A G Protein-Biased Ligand at the μ-Opioid Receptor Is Potently Analgesic with Reduced Gastrointestinal and Respiratory Dysfunction Compared with Morphines

The concept of ligand bias at G protein-coupled receptors broadens the possibilities for agonist activities and provides the opportunity to develop safer, more selective therapeutics. Morphine pharmacology in beta-arrestin-2 knockout mice suggested that a ligand that promotes coupling of the mu-opioid receptor (MOR) to G proteins, but not beta-arrestins, would result in higher analgesic efficacy, less gastrointestinal dysfunction, and less respiratory suppression than morphine.
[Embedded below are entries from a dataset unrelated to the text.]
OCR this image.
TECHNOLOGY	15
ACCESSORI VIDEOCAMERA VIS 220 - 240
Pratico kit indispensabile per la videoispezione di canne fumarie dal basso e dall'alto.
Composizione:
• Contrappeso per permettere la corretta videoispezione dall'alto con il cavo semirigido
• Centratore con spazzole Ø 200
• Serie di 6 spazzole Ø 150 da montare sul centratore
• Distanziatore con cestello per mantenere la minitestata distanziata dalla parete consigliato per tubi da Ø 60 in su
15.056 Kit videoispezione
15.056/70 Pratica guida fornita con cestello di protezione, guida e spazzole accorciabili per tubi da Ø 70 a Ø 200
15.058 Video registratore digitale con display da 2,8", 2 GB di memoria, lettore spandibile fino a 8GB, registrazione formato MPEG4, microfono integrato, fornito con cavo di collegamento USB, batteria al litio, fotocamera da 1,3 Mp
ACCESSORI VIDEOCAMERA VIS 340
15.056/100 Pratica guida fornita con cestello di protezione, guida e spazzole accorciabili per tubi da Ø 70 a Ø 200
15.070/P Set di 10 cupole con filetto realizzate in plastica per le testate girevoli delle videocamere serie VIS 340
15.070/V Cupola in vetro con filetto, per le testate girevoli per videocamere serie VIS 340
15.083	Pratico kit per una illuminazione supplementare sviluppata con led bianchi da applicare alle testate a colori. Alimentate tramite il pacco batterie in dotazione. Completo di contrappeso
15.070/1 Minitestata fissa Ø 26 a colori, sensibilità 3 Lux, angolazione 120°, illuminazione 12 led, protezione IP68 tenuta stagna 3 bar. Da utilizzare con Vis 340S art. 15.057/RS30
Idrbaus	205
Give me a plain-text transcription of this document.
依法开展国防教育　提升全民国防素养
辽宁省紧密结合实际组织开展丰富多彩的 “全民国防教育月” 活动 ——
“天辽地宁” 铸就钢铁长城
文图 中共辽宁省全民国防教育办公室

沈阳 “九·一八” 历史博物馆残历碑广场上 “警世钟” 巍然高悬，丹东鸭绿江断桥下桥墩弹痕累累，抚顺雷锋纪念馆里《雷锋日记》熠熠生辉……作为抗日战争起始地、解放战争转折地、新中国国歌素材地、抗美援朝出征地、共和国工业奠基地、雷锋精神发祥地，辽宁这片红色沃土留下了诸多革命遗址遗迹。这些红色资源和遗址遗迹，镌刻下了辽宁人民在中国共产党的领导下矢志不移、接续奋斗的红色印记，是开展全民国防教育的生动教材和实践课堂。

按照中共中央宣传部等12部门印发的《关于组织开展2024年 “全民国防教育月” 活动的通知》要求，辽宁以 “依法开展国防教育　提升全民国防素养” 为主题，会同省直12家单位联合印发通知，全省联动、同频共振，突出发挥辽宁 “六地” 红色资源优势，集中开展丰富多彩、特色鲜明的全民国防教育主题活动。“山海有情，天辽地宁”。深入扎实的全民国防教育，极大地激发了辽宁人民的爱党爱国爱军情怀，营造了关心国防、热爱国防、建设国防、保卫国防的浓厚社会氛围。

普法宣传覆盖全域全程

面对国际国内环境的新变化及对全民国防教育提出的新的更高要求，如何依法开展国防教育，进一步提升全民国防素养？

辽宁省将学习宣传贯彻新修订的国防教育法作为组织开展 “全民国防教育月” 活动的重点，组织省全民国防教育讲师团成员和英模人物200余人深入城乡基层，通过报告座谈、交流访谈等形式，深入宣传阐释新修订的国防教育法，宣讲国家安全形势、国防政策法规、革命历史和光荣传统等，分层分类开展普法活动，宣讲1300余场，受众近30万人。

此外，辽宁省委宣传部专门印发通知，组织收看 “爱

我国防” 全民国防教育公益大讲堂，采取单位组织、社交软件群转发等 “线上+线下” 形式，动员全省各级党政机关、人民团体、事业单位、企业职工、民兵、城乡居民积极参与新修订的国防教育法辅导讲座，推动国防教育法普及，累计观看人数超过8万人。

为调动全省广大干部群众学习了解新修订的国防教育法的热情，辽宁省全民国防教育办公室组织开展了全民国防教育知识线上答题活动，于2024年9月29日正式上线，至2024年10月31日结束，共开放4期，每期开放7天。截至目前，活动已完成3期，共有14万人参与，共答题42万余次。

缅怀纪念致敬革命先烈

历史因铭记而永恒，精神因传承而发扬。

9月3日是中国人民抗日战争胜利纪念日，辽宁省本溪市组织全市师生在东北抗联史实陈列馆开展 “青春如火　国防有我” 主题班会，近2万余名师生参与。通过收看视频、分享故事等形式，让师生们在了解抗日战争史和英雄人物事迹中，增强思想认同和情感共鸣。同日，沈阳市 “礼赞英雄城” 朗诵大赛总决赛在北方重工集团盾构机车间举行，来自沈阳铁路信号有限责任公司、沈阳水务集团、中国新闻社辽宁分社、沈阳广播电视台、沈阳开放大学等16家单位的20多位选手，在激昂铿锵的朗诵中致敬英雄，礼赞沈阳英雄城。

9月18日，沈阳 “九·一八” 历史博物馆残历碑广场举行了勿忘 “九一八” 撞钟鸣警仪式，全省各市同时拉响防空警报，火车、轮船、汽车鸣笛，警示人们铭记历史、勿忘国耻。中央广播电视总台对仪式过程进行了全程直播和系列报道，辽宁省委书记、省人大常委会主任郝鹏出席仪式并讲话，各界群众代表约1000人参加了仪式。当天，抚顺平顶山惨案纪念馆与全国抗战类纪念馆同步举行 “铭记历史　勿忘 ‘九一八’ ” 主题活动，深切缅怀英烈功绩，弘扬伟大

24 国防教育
Here we report the discovery of TRV130 ([(3-methoxythiophen-2-yl)methyl]({2-[(9R)-9-(pyridin-2-yl)-6-oxaspiro[4.5]decan-9-yl]ethyl})amine), a novel MOR G protein-biased ligand. In cell-based assays, TRV130 elicits robust G protein signaling, with potency and efficacy similar tomorphine, but with far less beta-arrestin recruitment and receptor internalization. In mice and rats, TRV130 is potently analgesic while causing less gastrointestinal dysfunction and respiratory suppression than morphine at equianalgesic doses. TRV130 successfully translates evidence that analgesic and adverse MOR signaling pathways are distinct into a biased ligand with differentiated pharmacology. These preclinical data suggest that TRV130 may be a safer and more tolerable therapeutic for treating severe pain.